REPUBLIKA.CO.ID, MATARAM -- Polda NTB menepis tudingan melakukan intimidasi saat berpatroli pada Operasi Mantap Brata di Rumah Aspirasi Prabowo-Sandi Nusa Tenggara Barat (NTB) yang terletak di depan Islamic Center NTB. Tudingan ini tersebar di media sosial melalui akun Facebook Aurell Rangkuty.
Kabid Humas Polda NTB Kombes Komang Suartana mengatakan, polisi melakukan patroli sebagai bentuk pengamanan untuk melindungi dan mengayomi masyarakat. Patroli juga dilakukan dalam bentuk patrol dialogis, yakni berkomunikasi di satu tempat bersama unsur masyarakat merupakan upaya menyerap persoalan di tengah masyarakat.
"Kami rasa ini hanya salah paham. Personel polisi saat itu sedang melakukan patroli di Rumah Aspirasi Prabowo-Sandi di depan Islamic Center NTB," ujar Komang di Mataram, NTB, Selasa (1/1).
Komang menjelaskan, personel kepolisian yang tergabung dalam Satuan Tugas Operasi Mantap Brata (Satgas OMB) memang bertugas terkait pengamanan situasi jelang Pemilu 2019. Tidak hanya Rumah Aspirasi Prabowo-Sandi yang menjadi sasaran patrolinya, tetapi semua tempat, baik itu kantor KPU, Bawaslu, Markas Projo, dan kantor-kantor partai politik yang ada di wilayah hukum Polda NTB.
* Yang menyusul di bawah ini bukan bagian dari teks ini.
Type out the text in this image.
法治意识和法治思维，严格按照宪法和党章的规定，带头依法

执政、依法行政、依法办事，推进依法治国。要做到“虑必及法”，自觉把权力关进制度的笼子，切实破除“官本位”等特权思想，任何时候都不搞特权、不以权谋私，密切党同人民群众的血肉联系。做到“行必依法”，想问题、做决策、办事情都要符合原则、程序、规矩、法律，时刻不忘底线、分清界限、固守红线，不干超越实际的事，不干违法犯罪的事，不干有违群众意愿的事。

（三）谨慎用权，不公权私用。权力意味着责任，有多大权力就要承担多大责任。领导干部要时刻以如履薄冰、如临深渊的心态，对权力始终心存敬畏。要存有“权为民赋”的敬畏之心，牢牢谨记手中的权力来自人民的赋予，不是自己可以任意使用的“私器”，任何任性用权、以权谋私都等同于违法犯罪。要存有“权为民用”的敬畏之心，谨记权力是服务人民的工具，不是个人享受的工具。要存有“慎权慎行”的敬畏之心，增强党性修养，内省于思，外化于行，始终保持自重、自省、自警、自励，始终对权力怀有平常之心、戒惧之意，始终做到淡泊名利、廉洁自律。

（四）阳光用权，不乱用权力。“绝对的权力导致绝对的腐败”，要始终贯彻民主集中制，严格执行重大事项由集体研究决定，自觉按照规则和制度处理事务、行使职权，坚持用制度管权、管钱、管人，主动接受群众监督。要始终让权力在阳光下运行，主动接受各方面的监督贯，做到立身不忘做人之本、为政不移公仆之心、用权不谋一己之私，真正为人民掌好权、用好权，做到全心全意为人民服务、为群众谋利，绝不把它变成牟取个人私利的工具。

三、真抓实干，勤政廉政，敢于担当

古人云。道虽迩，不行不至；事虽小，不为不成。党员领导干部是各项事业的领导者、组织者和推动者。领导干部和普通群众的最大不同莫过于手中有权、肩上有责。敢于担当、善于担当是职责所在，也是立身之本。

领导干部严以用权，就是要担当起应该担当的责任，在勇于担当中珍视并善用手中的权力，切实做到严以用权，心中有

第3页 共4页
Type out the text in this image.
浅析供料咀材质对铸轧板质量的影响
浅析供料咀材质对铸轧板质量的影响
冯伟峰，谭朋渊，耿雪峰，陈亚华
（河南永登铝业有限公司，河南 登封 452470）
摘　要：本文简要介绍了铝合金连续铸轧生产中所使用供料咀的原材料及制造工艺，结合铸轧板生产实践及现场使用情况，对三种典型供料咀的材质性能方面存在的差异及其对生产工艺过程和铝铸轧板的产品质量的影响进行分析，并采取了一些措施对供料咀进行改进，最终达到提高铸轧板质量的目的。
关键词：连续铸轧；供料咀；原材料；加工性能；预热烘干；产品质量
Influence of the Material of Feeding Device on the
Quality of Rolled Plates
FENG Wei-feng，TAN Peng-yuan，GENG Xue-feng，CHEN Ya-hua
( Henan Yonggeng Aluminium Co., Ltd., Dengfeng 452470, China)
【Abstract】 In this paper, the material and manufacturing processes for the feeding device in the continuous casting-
Ia mengatakan personel kepolisian Satgas OMB tersebut juga sudah pernah mengunjungi Rumah Aspirasi Prabowo-Sandi itu dan tidak ada persoalan. Komang menyampaikan, karena merasa akrab sebelumnya dengan pengurus di rumah aspirasi tersebut, sehingga pada saat apel pengamanan malam tahun baru pada 31 Desember 2018 kemarin, petugas menaruh kendaraan di tempat tersebut yang kebetulan berhadapan dengan lokasi apel di halaman Islamic Center NTB.
"Kalau ada yang tersinggung dan merasa tidak nyaman dengan kegiatan patroli yang dilakukan polisi di tempat tersebut, kami minta maaf, tetapi kami pastikan tidak ada intimidasi atau kepentingan apapun yang dilakukan polisi di tempat itu kecuali dalam rangka perlindungan dan pengamanan," lanjut dia.
Mengenai merobek buku tamu di meja resepsionis Rumah Aspirasi Prabowo-Sandi itu, kabid humas juga menjelaskan saat itu tidak ada unsur kesengajaan. “Anggota menerima telpon dan mencatat catatan penting lalu karena tidak ada kertas, digunakanlah buku yang ada di meja. Itupun sudah minta izin sebelumnya kepada salah satu pengurus di sana yang kebetulan sudah pergi saat video situasi itu direkam," kata dia.
Komang berharap persoalan ini tidak dibesar-besarkan, termasuk tidak menarik apa yang dilakukan polisi dalam upaya pengamanan dalam kepentingan politik. Sebab, menurutnya, netralitas Polri dalam pemilu 2019 merupakan harga mati dan tidak bisa ditawar-tawar lagi.